The dynamic turnover of hippocampal neurons is implicated in the regulation of cognitive and affective behavior. Extending our previous demonstration that administration of dexamethasone (ND) to neonatal rats depletes the resident population of neural precursor cells (NPC) and restrains the size of the neurogenic regions, we now show that the adverse effects of ND persist into adulthood. Specifically, ND impairs repletion of the neurogenic pool and neurogenesis; ND also compromises cognitive performance, the ability to actively adapt to an acute stressor and, the efficacy of glucocorticoid (GC) negative feedback. Interestingly, although ND depletes the neurogenic pool, it does not permanently abolish the proliferative machinery of the residual NPC population; however, ND increases the susceptibility of hippocampal granule neurons to apoptosis. Although the antidepressant fluoxetine (FLX) reverses the latter phenomenon, it does not replenish the NPC pool. Treatment of ND-treated adult rats with FLX also improves GC negative feedback, albeit without rescuing the deleterious effects of ND on behavior. In summary, ND leads to protracted disruption of mental functions, some of which are resistant to antidepressant interventions. We conclude that manipulation of the NPC pool during early life may jeopardize the therapeutic potential of antidepressants in adulthood.

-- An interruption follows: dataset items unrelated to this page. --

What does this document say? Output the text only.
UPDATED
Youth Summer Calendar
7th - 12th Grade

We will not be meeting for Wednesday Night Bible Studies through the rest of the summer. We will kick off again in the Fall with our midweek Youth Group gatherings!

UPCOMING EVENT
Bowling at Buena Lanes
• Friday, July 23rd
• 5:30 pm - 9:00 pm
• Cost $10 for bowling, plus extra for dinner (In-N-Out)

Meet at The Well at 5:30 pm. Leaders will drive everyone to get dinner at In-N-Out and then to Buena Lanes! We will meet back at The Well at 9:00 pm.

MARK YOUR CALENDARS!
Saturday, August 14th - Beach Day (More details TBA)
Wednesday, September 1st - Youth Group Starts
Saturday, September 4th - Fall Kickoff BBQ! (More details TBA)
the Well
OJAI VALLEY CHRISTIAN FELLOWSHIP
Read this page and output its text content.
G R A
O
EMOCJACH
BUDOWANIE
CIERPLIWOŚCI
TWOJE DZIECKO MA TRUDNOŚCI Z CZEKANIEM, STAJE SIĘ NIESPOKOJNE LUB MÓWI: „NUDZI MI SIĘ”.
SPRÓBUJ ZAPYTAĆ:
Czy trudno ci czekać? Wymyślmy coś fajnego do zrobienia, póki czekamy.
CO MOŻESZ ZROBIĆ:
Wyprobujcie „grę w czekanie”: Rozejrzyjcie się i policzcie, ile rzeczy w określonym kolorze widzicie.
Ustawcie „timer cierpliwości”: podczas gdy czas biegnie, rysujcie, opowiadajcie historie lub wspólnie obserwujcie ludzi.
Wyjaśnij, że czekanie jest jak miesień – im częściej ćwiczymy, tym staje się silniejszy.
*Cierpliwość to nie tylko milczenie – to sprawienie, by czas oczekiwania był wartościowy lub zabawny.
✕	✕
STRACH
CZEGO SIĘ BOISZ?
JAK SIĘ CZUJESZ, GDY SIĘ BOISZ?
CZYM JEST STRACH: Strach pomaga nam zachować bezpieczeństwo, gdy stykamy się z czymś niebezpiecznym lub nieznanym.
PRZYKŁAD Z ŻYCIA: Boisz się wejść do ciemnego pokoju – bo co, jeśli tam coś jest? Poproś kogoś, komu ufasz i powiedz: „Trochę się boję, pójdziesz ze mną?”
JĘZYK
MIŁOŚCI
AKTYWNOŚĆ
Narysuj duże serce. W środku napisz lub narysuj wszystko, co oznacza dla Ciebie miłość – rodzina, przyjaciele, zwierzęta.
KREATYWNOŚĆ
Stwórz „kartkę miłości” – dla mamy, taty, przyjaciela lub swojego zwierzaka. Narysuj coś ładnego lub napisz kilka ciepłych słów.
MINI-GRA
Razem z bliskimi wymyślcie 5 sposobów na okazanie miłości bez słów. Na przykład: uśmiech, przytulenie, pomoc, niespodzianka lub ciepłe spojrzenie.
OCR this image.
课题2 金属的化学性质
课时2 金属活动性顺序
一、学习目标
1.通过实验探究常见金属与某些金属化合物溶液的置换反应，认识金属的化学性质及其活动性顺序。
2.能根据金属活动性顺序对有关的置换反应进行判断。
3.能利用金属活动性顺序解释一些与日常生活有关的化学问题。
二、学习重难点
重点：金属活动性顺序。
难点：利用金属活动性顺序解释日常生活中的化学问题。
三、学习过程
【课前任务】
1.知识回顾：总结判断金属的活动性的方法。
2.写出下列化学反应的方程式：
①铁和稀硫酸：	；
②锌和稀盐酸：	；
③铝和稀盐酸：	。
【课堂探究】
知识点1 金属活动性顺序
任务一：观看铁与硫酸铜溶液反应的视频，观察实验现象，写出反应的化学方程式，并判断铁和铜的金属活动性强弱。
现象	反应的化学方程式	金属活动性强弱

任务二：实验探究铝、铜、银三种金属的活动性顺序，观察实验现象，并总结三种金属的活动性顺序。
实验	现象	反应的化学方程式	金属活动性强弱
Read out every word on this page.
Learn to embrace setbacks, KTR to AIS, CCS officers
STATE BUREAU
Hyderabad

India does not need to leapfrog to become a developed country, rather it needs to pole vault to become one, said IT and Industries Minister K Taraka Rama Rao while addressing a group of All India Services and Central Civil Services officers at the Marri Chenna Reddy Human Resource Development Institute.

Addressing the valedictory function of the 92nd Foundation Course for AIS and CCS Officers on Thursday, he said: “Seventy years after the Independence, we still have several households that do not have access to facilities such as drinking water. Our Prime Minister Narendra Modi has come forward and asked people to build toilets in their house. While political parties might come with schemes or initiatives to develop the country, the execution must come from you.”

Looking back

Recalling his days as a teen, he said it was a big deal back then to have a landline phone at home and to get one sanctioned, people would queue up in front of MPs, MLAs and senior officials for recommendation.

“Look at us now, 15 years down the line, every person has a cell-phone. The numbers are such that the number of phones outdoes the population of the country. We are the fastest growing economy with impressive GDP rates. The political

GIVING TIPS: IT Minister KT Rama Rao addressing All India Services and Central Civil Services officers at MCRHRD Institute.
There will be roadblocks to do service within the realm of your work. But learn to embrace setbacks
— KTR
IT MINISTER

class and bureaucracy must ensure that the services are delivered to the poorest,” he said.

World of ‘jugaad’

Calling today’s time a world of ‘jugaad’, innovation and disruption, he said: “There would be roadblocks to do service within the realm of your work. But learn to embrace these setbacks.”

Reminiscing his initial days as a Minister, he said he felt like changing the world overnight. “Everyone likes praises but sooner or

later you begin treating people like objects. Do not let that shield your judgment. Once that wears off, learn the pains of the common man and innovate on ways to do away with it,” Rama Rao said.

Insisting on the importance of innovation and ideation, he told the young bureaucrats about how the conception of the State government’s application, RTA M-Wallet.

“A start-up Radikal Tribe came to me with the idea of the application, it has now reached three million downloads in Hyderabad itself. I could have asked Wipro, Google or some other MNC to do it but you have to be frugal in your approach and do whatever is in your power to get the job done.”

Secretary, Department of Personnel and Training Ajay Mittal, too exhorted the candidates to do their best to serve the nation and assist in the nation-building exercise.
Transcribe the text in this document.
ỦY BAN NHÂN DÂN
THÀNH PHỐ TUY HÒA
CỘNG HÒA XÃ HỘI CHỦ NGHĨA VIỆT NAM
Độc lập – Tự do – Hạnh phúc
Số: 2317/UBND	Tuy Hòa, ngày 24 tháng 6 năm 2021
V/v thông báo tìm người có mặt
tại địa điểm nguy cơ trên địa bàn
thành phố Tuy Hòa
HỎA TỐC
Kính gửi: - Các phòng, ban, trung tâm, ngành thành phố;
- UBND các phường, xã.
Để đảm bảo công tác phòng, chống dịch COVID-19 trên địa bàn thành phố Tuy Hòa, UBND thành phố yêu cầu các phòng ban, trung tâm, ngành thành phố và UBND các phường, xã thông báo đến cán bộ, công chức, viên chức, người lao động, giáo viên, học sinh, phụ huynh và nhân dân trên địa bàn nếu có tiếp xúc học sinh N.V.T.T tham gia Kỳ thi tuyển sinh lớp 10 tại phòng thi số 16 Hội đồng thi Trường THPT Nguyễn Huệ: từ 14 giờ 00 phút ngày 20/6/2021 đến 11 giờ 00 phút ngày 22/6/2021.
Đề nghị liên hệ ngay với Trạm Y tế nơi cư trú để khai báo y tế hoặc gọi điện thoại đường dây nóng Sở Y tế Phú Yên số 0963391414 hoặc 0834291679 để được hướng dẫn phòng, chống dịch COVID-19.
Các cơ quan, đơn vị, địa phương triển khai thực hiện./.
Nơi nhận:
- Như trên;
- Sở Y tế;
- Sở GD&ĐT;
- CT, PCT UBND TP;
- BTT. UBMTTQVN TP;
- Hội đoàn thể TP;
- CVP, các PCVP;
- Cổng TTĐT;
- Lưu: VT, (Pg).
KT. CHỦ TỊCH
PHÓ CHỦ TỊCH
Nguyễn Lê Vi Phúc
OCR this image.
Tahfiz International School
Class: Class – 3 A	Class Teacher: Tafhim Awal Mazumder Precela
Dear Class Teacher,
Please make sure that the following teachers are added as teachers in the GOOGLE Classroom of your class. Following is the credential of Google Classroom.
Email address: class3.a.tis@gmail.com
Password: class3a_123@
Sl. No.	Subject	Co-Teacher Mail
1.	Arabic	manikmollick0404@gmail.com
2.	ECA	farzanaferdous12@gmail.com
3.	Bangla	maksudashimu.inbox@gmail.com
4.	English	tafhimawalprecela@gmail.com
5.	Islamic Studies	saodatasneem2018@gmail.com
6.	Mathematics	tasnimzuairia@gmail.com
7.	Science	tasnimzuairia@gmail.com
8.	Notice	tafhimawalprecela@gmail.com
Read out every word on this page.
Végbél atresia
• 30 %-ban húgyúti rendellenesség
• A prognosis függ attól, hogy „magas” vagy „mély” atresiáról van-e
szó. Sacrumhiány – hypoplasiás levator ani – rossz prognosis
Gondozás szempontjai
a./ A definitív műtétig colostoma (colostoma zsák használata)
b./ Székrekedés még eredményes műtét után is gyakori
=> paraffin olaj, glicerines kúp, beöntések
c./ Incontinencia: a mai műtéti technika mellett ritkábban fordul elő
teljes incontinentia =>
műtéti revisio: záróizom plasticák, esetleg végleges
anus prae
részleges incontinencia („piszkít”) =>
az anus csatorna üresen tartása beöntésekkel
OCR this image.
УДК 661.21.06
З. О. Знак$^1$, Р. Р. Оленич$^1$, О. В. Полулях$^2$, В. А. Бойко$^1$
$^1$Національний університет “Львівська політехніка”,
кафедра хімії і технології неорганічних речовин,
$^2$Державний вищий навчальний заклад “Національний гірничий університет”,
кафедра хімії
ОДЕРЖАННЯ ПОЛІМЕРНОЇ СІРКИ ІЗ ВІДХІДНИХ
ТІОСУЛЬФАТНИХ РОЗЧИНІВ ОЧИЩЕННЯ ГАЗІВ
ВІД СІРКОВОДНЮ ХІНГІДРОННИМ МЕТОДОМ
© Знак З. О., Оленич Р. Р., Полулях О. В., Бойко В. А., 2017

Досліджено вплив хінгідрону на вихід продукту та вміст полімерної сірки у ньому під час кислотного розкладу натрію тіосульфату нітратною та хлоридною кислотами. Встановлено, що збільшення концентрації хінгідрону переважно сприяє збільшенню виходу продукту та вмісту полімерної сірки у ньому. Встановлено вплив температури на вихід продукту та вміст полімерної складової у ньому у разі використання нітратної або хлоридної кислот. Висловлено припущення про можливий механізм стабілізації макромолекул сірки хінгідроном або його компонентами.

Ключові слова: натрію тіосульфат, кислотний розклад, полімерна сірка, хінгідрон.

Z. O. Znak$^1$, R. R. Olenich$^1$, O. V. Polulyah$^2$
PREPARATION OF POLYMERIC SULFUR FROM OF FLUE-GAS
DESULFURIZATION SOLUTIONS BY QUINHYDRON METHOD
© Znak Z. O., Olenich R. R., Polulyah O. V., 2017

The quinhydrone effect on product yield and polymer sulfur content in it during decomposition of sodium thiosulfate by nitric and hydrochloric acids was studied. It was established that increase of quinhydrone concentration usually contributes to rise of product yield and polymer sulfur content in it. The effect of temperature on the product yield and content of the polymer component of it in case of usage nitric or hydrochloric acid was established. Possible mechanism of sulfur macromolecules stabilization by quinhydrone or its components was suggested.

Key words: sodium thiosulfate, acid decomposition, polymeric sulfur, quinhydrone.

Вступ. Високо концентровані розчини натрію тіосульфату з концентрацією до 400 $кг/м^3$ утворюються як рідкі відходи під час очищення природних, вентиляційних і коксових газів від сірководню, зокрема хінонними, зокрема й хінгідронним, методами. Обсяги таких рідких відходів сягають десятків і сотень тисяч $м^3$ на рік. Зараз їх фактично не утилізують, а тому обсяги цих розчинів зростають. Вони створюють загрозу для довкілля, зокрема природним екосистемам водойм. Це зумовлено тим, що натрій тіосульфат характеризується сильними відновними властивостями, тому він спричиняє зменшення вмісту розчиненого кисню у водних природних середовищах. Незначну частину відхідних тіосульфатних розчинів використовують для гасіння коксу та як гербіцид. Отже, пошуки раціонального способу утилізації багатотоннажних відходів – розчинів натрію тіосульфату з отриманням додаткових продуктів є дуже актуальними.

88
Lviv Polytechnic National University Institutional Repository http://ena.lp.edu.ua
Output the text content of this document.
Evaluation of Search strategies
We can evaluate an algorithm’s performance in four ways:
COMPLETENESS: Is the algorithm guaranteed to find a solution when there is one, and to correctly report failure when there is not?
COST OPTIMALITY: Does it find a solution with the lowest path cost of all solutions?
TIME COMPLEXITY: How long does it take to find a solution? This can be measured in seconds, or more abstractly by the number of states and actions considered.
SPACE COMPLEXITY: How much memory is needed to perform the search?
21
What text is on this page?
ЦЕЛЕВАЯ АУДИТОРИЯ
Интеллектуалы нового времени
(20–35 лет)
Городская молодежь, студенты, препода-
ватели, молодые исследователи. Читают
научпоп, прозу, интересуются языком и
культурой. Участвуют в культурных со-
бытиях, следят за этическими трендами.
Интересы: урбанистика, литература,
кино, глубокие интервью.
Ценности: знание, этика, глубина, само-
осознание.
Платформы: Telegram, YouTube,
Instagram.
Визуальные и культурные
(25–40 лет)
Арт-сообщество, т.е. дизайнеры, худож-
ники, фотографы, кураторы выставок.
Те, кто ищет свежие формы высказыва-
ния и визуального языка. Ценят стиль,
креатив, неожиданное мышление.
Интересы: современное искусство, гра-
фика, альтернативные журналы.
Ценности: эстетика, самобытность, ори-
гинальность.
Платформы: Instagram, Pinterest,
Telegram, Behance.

S29-01 Sex-specific long-term behavioral and neuroendocrine consequences oftransient peripubertal metabolic challenges

Interaction between neuroendocrine stress and metabolic signals has become increasingly linked to the pathogenesis of affective and cognitive disorders. Independent evidence shows that nuclear receptors represent an essential interface of communication between these signals and the central nervous system. On the premise that lifelong brain functions are subject to programming by stressful and metabolic signals during early life, we induced voluntary hyperphagia in prepubertal male and female rats by providing them with a cafeteria-like choice between normal chow and foods with high motivational value (palatable, high fat/high energy). The cafeteria diet was withdrawn from one subset of animals during early adulthood (postnatal day, PND 80), and several endpoints of interest were monitored until PND 200. While both sexes displayed similar metabolic outcomes during exposure to the cafeteria diet, there were substantial sex differences in the metabolic, behavioral and endocrine consequences of withdrawal of palatable food. Consistently increased food consumption and body mass gain were recorded in males, whereas females that were pre-exposed to the cafeteria diet showed clear signs of adrenocortical hyperactivity. Thus, besides verification of sex-specific mal-programming of appetitive behavior and metabolic set-points by early life events, we also demonstrate evidence for differential translation of metabolic challenges during peripubertal development into aberrations suggestive of altered neuroendocrine responsiveness to stress.